The boys have done very well. We've had no problems with the CIs. The rechargeable batteries have been great! We brought along the packs for their BWPs, to use regular batteries if needed, but haven't had to use them. Their BWP batteries have been lasting all day, then into the next day. We've been turning them off for naps and sleep. Matt doesn't nap much, and he wears his when he goes to sleep. We turn his off after he's out for the night. But both boys start up with the same batteries the next day, we only replace them with charged ones when we have to. We have found that to be very easy.

We've had MANY opportunities to share with people about the boys' cochlear implants. I should have kept a log listing all the conversations we've had with people, it would have been very LONG. Matt went with his Grandma today to pick up his little cousin at school. One of the other kids waiting to be picked up asked what the thing on his head is. Grandma had him explain it to the other children, and they all found it "cool". Matt has never been shy to explain that his ears are "broken" and the CI helps him to hear. He's a cool kid.

Chris is overcoming his fear of water at a furious pace. He's been a cutie through most of the trip. :)
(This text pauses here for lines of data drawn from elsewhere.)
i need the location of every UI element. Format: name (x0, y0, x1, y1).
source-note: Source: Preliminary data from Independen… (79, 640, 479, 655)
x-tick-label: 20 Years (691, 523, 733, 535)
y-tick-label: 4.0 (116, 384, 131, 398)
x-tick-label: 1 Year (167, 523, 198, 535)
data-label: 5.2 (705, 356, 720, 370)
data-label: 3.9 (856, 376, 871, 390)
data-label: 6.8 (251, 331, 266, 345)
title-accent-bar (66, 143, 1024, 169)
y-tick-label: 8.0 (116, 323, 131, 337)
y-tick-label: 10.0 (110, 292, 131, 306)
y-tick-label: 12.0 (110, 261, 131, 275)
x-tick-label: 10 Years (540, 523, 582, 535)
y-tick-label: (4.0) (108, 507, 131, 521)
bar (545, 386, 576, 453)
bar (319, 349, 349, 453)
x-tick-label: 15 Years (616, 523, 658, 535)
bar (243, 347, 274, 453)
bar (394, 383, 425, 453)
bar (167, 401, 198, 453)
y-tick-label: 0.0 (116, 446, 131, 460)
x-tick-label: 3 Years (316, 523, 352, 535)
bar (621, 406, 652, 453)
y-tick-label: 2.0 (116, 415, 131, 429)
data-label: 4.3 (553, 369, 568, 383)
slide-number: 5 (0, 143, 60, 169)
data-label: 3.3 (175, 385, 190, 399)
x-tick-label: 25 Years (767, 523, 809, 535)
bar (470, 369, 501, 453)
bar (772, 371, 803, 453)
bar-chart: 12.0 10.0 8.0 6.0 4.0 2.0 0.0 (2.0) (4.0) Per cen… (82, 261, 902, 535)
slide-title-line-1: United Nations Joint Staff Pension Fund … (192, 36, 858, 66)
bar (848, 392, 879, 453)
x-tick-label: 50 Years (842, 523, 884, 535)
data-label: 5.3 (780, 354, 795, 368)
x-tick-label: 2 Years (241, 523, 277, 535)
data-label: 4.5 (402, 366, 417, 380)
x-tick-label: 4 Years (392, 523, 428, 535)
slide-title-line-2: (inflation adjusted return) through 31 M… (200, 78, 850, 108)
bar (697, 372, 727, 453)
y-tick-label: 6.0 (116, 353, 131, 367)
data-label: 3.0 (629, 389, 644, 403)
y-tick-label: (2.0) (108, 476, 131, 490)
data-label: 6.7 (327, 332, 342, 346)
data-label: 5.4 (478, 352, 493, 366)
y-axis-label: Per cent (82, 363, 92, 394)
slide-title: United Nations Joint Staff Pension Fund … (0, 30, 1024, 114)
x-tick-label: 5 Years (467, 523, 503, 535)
Josh has had a lot of physical exercise, certainly more than he even had with therapy in the past. We were recently at Yellowstone for four days. In the beginning he couldn't run down the gravel hill too well in our campsite. By the end he was whipping down it in no time flat. Up and down, with me chasing him. He walked so much visiting his Grandma and seeing the sites there that he would collapse by the end of the day. He is also into "jumping" just for fun now, too. His balance had problems in the past, and he has lower muscle tone, so this progress has been fun to watch. His word approximations are getting a little better, too. It's amazing how I forget about the muscle tone in his mouth, and how he needs to keep working on it, too.

Well, I need to get going. I'll try to continue the story later.